Cette proposition peut effectivement présenter un intérêt pour le renouveau du transport ferroviaire de marchandises, mais devrait être mise en oeuvre par la coopération entre les entreprises concernées par ces " corridors ferroviaires ".

·  En ce qui concerne les transports intérieurs de voyageurs, la Commission européenne reconnaît que le libre accès au réseau n'est pas forcément la meilleure solution pour les services offerts sur des réseaux denses et surexploités, tels que les réseaux urbains et régionaux. En effet, les mêmes infrastructures peuvent être utilisées pour de nombreux services, ce qui soulève des questions complexes d'attribution des sillons et de partage des coûts entre les opérateurs. Aussi, la Commission fait-elle valoir que " en ce qui concerne ces services, pour lesquels un libre accès n'est pas souhaitable ou faisable, il semble plus indiqué de maintenir des concessions exclusives. On pourrait introduire les forces du marché en attribuant ces concessions dans le cadre d'un appel d'offres communautaire ; cet appel d'offres indiquerait clairement le type de services exigé ainsi que les limites des concessions. "

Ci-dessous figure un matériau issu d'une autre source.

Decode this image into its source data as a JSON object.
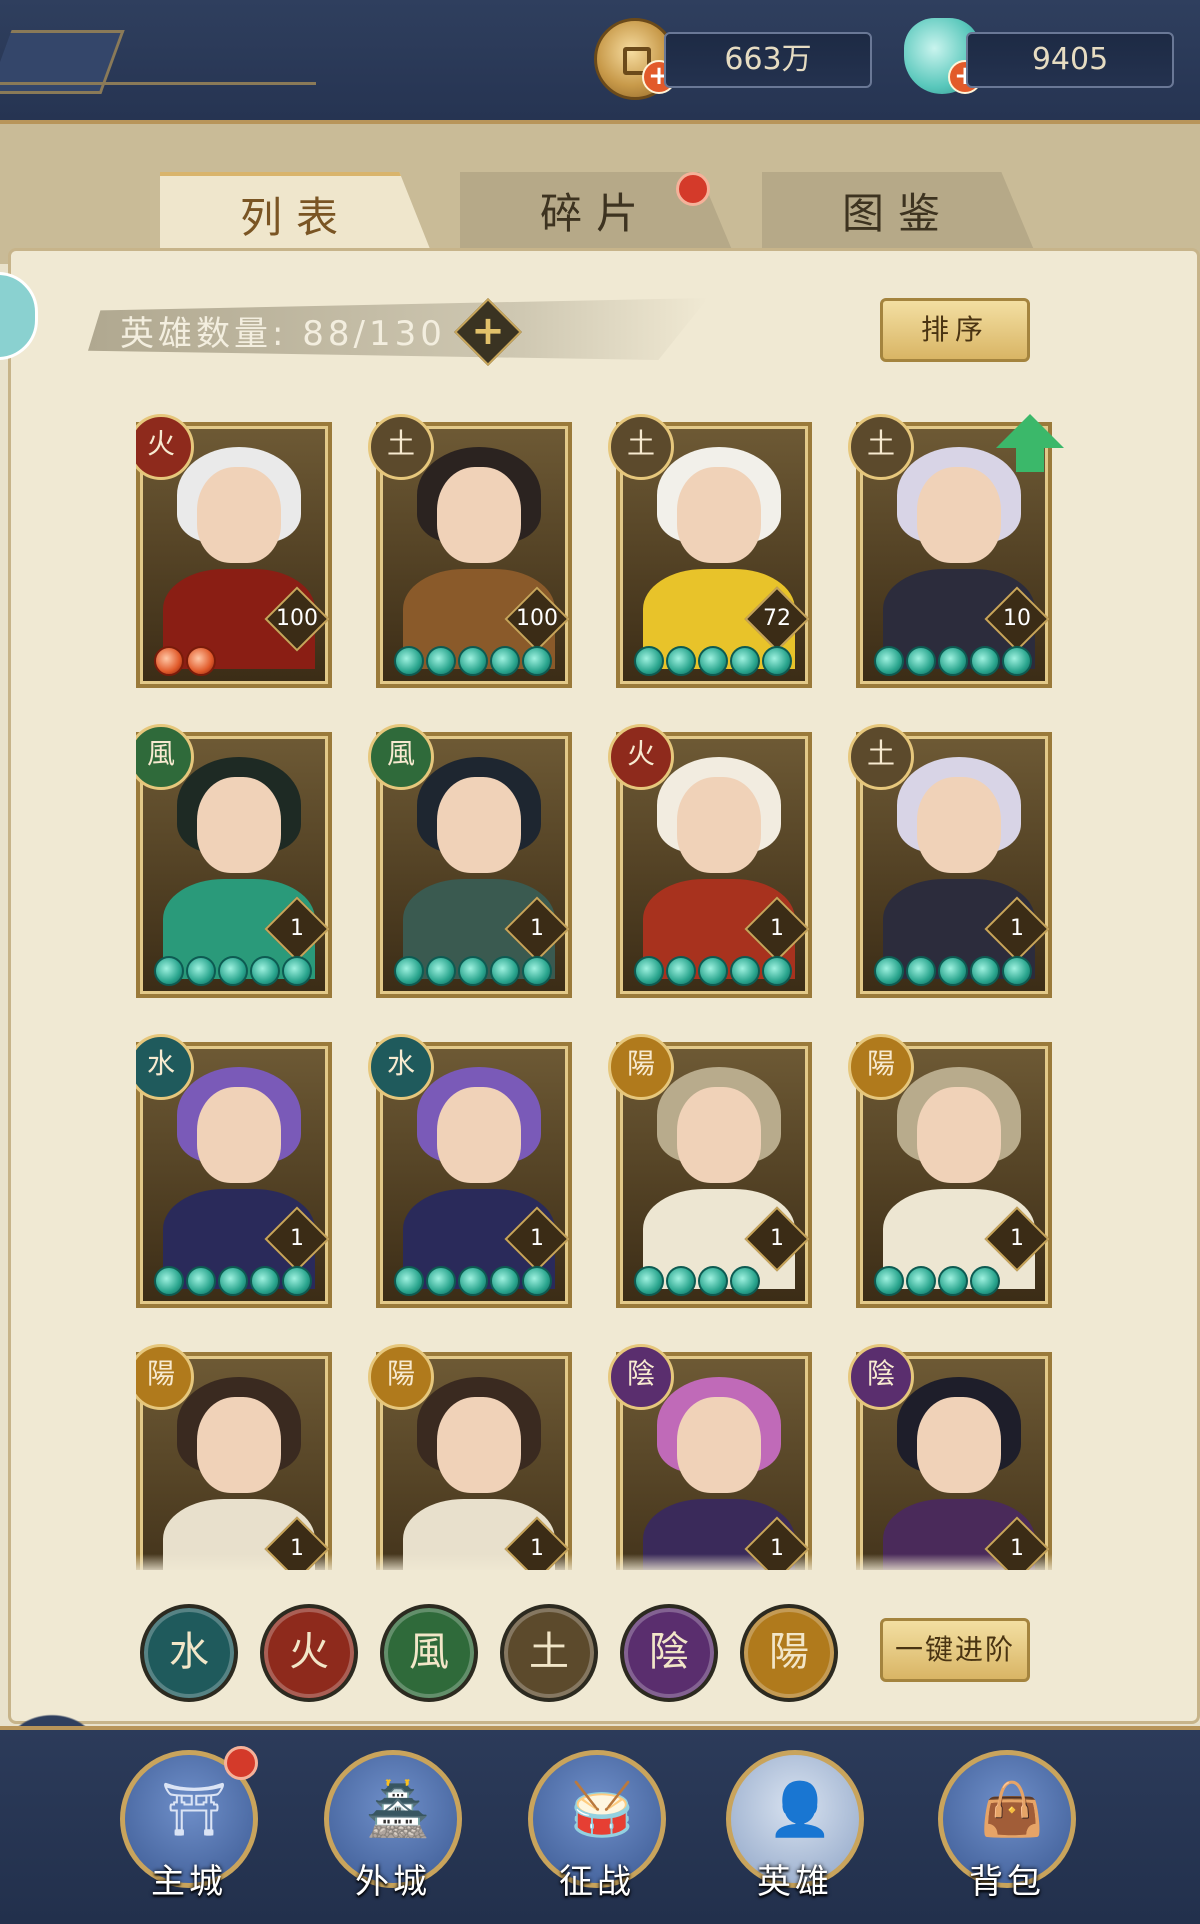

C'est un système de ce type qu'a mis en oeuvre le Royaume-Uni, comme on l'a vu précédemment. Ce système implique en premier lieu une gestion régionale des réseaux régionaux qui ne peut avoir que des effets bénéfiques en termes d'efficacité et d'attention portée au client. L'expérimentation de la régionalisation dans le cadre du projet de loi français sur le Réseau Ferré National va donc dans la bonne direction et il est indispensable que chacun des acteurs s'attache à la réussite de cette expérience afin qu'elle puisse être rapidement généralisée. Car, comme l'a noté le groupe consultatif mis en place par le commissaire européen chargé des transports, les entreprises de chemins de fer " sont devenues trop monolithiques et ont perdu toute image ou dimension humaine. L'esprit d'innovation s'étouffe et les entreprises se retrouvent incapables de répondre aux besoins de leur clientèle. "

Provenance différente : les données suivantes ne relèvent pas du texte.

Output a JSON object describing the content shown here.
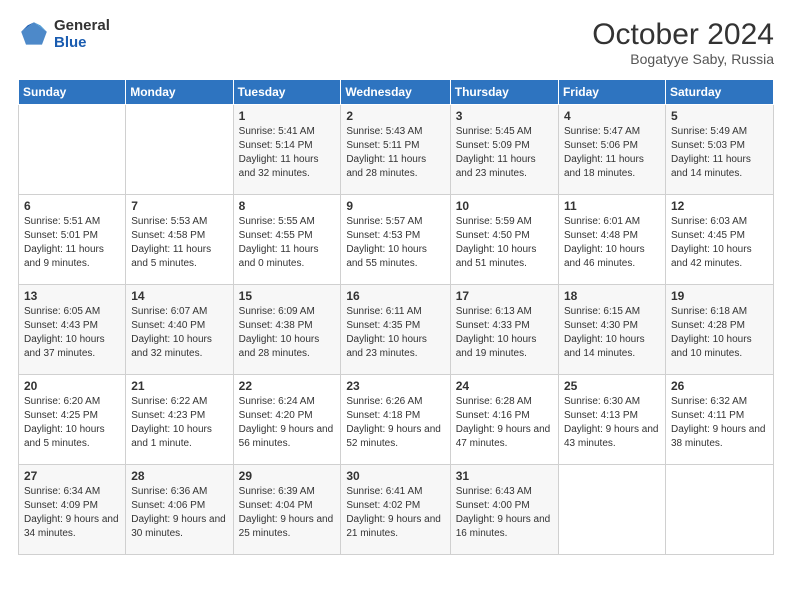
{
  "header": {
    "logo_general": "General",
    "logo_blue": "Blue",
    "title": "October 2024",
    "subtitle": "Bogatyye Saby, Russia"
  },
  "weekdays": [
    "Sunday",
    "Monday",
    "Tuesday",
    "Wednesday",
    "Thursday",
    "Friday",
    "Saturday"
  ],
  "weeks": [
    [
      {
        "day": "",
        "sunrise": "",
        "sunset": "",
        "daylight": ""
      },
      {
        "day": "",
        "sunrise": "",
        "sunset": "",
        "daylight": ""
      },
      {
        "day": "1",
        "sunrise": "Sunrise: 5:41 AM",
        "sunset": "Sunset: 5:14 PM",
        "daylight": "Daylight: 11 hours and 32 minutes."
      },
      {
        "day": "2",
        "sunrise": "Sunrise: 5:43 AM",
        "sunset": "Sunset: 5:11 PM",
        "daylight": "Daylight: 11 hours and 28 minutes."
      },
      {
        "day": "3",
        "sunrise": "Sunrise: 5:45 AM",
        "sunset": "Sunset: 5:09 PM",
        "daylight": "Daylight: 11 hours and 23 minutes."
      },
      {
        "day": "4",
        "sunrise": "Sunrise: 5:47 AM",
        "sunset": "Sunset: 5:06 PM",
        "daylight": "Daylight: 11 hours and 18 minutes."
      },
      {
        "day": "5",
        "sunrise": "Sunrise: 5:49 AM",
        "sunset": "Sunset: 5:03 PM",
        "daylight": "Daylight: 11 hours and 14 minutes."
      }
    ],
    [
      {
        "day": "6",
        "sunrise": "Sunrise: 5:51 AM",
        "sunset": "Sunset: 5:01 PM",
        "daylight": "Daylight: 11 hours and 9 minutes."
      },
      {
        "day": "7",
        "sunrise": "Sunrise: 5:53 AM",
        "sunset": "Sunset: 4:58 PM",
        "daylight": "Daylight: 11 hours and 5 minutes."
      },
      {
        "day": "8",
        "sunrise": "Sunrise: 5:55 AM",
        "sunset": "Sunset: 4:55 PM",
        "daylight": "Daylight: 11 hours and 0 minutes."
      },
      {
        "day": "9",
        "sunrise": "Sunrise: 5:57 AM",
        "sunset": "Sunset: 4:53 PM",
        "daylight": "Daylight: 10 hours and 55 minutes."
      },
      {
        "day": "10",
        "sunrise": "Sunrise: 5:59 AM",
        "sunset": "Sunset: 4:50 PM",
        "daylight": "Daylight: 10 hours and 51 minutes."
      },
      {
        "day": "11",
        "sunrise": "Sunrise: 6:01 AM",
        "sunset": "Sunset: 4:48 PM",
        "daylight": "Daylight: 10 hours and 46 minutes."
      },
      {
        "day": "12",
        "sunrise": "Sunrise: 6:03 AM",
        "sunset": "Sunset: 4:45 PM",
        "daylight": "Daylight: 10 hours and 42 minutes."
      }
    ],
    [
      {
        "day": "13",
        "sunrise": "Sunrise: 6:05 AM",
        "sunset": "Sunset: 4:43 PM",
        "daylight": "Daylight: 10 hours and 37 minutes."
      },
      {
        "day": "14",
        "sunrise": "Sunrise: 6:07 AM",
        "sunset": "Sunset: 4:40 PM",
        "daylight": "Daylight: 10 hours and 32 minutes."
      },
      {
        "day": "15",
        "sunrise": "Sunrise: 6:09 AM",
        "sunset": "Sunset: 4:38 PM",
        "daylight": "Daylight: 10 hours and 28 minutes."
      },
      {
        "day": "16",
        "sunrise": "Sunrise: 6:11 AM",
        "sunset": "Sunset: 4:35 PM",
        "daylight": "Daylight: 10 hours and 23 minutes."
      },
      {
        "day": "17",
        "sunrise": "Sunrise: 6:13 AM",
        "sunset": "Sunset: 4:33 PM",
        "daylight": "Daylight: 10 hours and 19 minutes."
      },
      {
        "day": "18",
        "sunrise": "Sunrise: 6:15 AM",
        "sunset": "Sunset: 4:30 PM",
        "daylight": "Daylight: 10 hours and 14 minutes."
      },
      {
        "day": "19",
        "sunrise": "Sunrise: 6:18 AM",
        "sunset": "Sunset: 4:28 PM",
        "daylight": "Daylight: 10 hours and 10 minutes."
      }
    ],
    [
      {
        "day": "20",
        "sunrise": "Sunrise: 6:20 AM",
        "sunset": "Sunset: 4:25 PM",
        "daylight": "Daylight: 10 hours and 5 minutes."
      },
      {
        "day": "21",
        "sunrise": "Sunrise: 6:22 AM",
        "sunset": "Sunset: 4:23 PM",
        "daylight": "Daylight: 10 hours and 1 minute."
      },
      {
        "day": "22",
        "sunrise": "Sunrise: 6:24 AM",
        "sunset": "Sunset: 4:20 PM",
        "daylight": "Daylight: 9 hours and 56 minutes."
      },
      {
        "day": "23",
        "sunrise": "Sunrise: 6:26 AM",
        "sunset": "Sunset: 4:18 PM",
        "daylight": "Daylight: 9 hours and 52 minutes."
      },
      {
        "day": "24",
        "sunrise": "Sunrise: 6:28 AM",
        "sunset": "Sunset: 4:16 PM",
        "daylight": "Daylight: 9 hours and 47 minutes."
      },
      {
        "day": "25",
        "sunrise": "Sunrise: 6:30 AM",
        "sunset": "Sunset: 4:13 PM",
        "daylight": "Daylight: 9 hours and 43 minutes."
      },
      {
        "day": "26",
        "sunrise": "Sunrise: 6:32 AM",
        "sunset": "Sunset: 4:11 PM",
        "daylight": "Daylight: 9 hours and 38 minutes."
      }
    ],
    [
      {
        "day": "27",
        "sunrise": "Sunrise: 6:34 AM",
        "sunset": "Sunset: 4:09 PM",
        "daylight": "Daylight: 9 hours and 34 minutes."
      },
      {
        "day": "28",
        "sunrise": "Sunrise: 6:36 AM",
        "sunset": "Sunset: 4:06 PM",
        "daylight": "Daylight: 9 hours and 30 minutes."
      },
      {
        "day": "29",
        "sunrise": "Sunrise: 6:39 AM",
        "sunset": "Sunset: 4:04 PM",
        "daylight": "Daylight: 9 hours and 25 minutes."
      },
      {
        "day": "30",
        "sunrise": "Sunrise: 6:41 AM",
        "sunset": "Sunset: 4:02 PM",
        "daylight": "Daylight: 9 hours and 21 minutes."
      },
      {
        "day": "31",
        "sunrise": "Sunrise: 6:43 AM",
        "sunset": "Sunset: 4:00 PM",
        "daylight": "Daylight: 9 hours and 16 minutes."
      },
      {
        "day": "",
        "sunrise": "",
        "sunset": "",
        "daylight": ""
      },
      {
        "day": "",
        "sunrise": "",
        "sunset": "",
        "daylight": ""
      }
    ]
  ]
}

Pour l'avenir, un système d'appel d'offres pourrait effectivement permettre aux autorités régionales d'obtenir la gestion des services régionaux dans les conditions les plus avantageuses pour les finances publiques. Naturellement, la mise en place d'un tel mécanisme mérite une préparation et une réflexion approfondies, mais pourrait apporter des progrès sensibles dans l'efficacité des transports ferroviaires sans que le service public soit pour autant remis en cause. Votre rapporteur reviendra sur cette conciliation indispensable entre le maintien d'un service public de haut niveau et l'introduction d'une certaine concurrence qui pourrait stimuler les entreprises ferroviaires.

·  Enfin, la Commission européenne propose de renforcer les dispositions de la directive 91/440 en ce qui concerne la séparation entre l'exploitation des services de transport et la gestion des infrastructures. La directive de 1991 impose une séparation qui peut être organique ou simplement comptable. La Commission estime qu'il est indispensable de créer deux unités d'activités distinctes, avec des gestions et des bilans séparés dans les cas où les Etats membres maintiennent des compagnies de chemins de fer intégrées. L'actuelle réforme de l'organisation du système ferroviaire français va dans le sens de cette proposition, qui devrait permettre une meilleure gestion des infrastructures.